Pasal 71 Konvensi Jenewa IV (1949): Pasal ini mengharuskan individu yang dituduh untuk diberitahu tentang tuduhan yang diajukan dalam bahasa yang mereka pahami. Pembatasan terhadap hak anak-anak Palestina untuk memahami dokumen dan tuduhan yang diajukan melanggar pasal ini.

Pasal 32 Konvensi Jenewa IV (1949): Pasal ini melindungi penduduk sipil dari tindakan kekerasan dan penyiksaan. Praktik penyiksaan dan penganiayaan terhadap anak-anak yang ditahan jelas melanggar ketentuan ini.

Pasal 38 Protokol Tambahan I (1977): Protokol ini memberikan perlindungan khusus kepada anak-anak dalam konflik bersenjata, termasuk larangan merekrut anak-anak ke dalam angkatan bersenjata. Walaupun tidak disebutkan secara langsung dalam teks, pengaruh konflik bersenjata terhadap anak-anak muda dan dampak psikologisnya sejalan dengan pelanggaran prinsip-prinsip perlindungan anak.

Prinsip-prinsip kemanusiaan: Pelanggaran terhadap prinsip-prinsip kemanusiaan yang mengharuskan perlakuan manusiawi terhadap semua individu, termasuk anak-anak, saat terlibat dalam konflik bersenjata.

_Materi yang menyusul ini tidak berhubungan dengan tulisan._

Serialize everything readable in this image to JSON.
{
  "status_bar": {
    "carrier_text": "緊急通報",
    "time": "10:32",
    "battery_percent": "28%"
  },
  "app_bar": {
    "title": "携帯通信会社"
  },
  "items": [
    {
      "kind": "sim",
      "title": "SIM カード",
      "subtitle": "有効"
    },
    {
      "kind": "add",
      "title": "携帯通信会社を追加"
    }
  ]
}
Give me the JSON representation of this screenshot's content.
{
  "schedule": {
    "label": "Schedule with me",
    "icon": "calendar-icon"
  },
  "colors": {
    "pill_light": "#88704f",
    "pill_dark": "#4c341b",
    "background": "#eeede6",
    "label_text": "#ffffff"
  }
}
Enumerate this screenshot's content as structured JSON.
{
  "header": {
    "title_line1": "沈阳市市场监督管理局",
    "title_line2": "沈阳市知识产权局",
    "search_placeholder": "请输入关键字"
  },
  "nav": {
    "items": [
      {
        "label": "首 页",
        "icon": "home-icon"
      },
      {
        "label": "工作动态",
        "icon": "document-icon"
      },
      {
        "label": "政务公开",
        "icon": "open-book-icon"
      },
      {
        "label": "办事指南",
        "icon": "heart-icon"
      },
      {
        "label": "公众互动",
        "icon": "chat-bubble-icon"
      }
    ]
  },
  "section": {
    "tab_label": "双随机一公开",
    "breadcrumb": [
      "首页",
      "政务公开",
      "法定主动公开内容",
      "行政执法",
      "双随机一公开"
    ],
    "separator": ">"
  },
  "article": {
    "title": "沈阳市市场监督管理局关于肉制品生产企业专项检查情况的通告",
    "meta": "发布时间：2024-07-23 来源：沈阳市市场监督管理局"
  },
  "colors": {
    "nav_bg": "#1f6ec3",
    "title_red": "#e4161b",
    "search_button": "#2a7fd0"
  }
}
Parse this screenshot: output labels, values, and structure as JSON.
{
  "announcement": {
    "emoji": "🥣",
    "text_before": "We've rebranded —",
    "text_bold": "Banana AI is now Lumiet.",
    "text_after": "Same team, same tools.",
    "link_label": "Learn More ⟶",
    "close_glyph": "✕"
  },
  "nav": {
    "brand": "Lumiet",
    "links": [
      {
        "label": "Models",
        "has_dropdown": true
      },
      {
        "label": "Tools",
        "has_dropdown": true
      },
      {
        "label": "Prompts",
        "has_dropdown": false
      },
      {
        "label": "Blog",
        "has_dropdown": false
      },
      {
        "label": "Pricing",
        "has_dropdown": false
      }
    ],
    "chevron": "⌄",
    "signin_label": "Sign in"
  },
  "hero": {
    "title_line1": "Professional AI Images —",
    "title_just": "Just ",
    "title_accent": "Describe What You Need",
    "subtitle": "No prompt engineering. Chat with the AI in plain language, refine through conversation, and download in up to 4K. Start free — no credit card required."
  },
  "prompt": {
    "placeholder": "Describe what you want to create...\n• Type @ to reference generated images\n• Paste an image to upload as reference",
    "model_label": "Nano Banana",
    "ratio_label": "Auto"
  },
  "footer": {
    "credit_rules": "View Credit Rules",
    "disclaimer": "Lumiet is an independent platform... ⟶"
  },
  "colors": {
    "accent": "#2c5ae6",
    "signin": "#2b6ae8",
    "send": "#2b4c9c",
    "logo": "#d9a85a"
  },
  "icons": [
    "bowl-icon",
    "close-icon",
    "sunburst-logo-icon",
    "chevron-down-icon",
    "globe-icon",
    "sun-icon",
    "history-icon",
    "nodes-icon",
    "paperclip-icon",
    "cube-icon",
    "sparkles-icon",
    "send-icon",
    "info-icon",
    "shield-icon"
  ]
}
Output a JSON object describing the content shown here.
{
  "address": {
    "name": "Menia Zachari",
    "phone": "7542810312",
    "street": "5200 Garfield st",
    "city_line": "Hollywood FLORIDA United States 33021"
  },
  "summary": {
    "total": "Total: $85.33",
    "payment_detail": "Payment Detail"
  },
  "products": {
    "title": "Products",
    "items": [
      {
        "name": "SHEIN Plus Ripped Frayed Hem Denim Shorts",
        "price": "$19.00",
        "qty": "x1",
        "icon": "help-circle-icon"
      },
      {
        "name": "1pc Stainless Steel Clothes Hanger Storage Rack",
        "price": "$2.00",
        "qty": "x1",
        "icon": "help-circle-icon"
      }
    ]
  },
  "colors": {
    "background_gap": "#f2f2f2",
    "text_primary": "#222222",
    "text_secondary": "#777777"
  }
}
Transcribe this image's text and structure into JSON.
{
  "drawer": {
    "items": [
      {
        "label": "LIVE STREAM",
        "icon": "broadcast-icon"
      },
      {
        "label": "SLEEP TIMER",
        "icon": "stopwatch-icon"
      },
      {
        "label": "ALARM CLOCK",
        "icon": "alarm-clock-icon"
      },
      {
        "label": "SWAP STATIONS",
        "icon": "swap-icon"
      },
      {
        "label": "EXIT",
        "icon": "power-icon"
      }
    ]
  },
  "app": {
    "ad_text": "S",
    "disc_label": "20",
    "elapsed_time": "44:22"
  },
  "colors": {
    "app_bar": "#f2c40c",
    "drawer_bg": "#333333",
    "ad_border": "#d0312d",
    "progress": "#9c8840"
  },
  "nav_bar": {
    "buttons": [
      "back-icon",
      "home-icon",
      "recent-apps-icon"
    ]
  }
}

Pelanggaran-pelanggaran ini menunjukkan perlunya penegakan hukum internasional dan perlindungan hak-hak anak dalam situasi konflik bersenjata.

Kesimpulan

Hukum Humaniter Internasional (HHI) bertujuan untuk melindungi individu yang tidak terlibat dalam konflik bersenjata, termasuk anak-anak, dengan menetapkan standar kemanusiaan minimum yang harus dihormati. Pelanggaran terhadap hukum ini, seperti yang terjadi terhadap anak-anak Palestina oleh tentara Israel, sangat serius dan tidak dapat diterima. Praktik penahanan yang melibatkan penyiksaan, penganiayaan, dan kurangnya akses hukum bagi anak-anak jelas melanggar berbagai pasal dalam Konvensi Jenewa dan protokol tambahan yang berlaku.

Pentingnya perlindungan anak dalam konflik bersenjata ditekankan melalui berbagai instrumen hukum internasional, termasuk Protokol Tambahan I dan II serta Konvensi Hak Anak. Anak-anak di bawah usia 15 tahun tidak boleh terlibat dalam perang, dan mereka yang terlibat harus mendapatkan perlindungan khusus.

Situasi yang dialami oleh anak-anak Palestina menunjukkan kebutuhan mendesak untuk tindakan global dalam melindungi hak-hak anak di zona konflik. Penegakan hukum internasional dan akuntabilitas bagi pelanggar sangat penting untuk menciptakan lingkungan yang aman dan berkeadilan bagi generasi muda, yang merupakan masa depan umat manusia.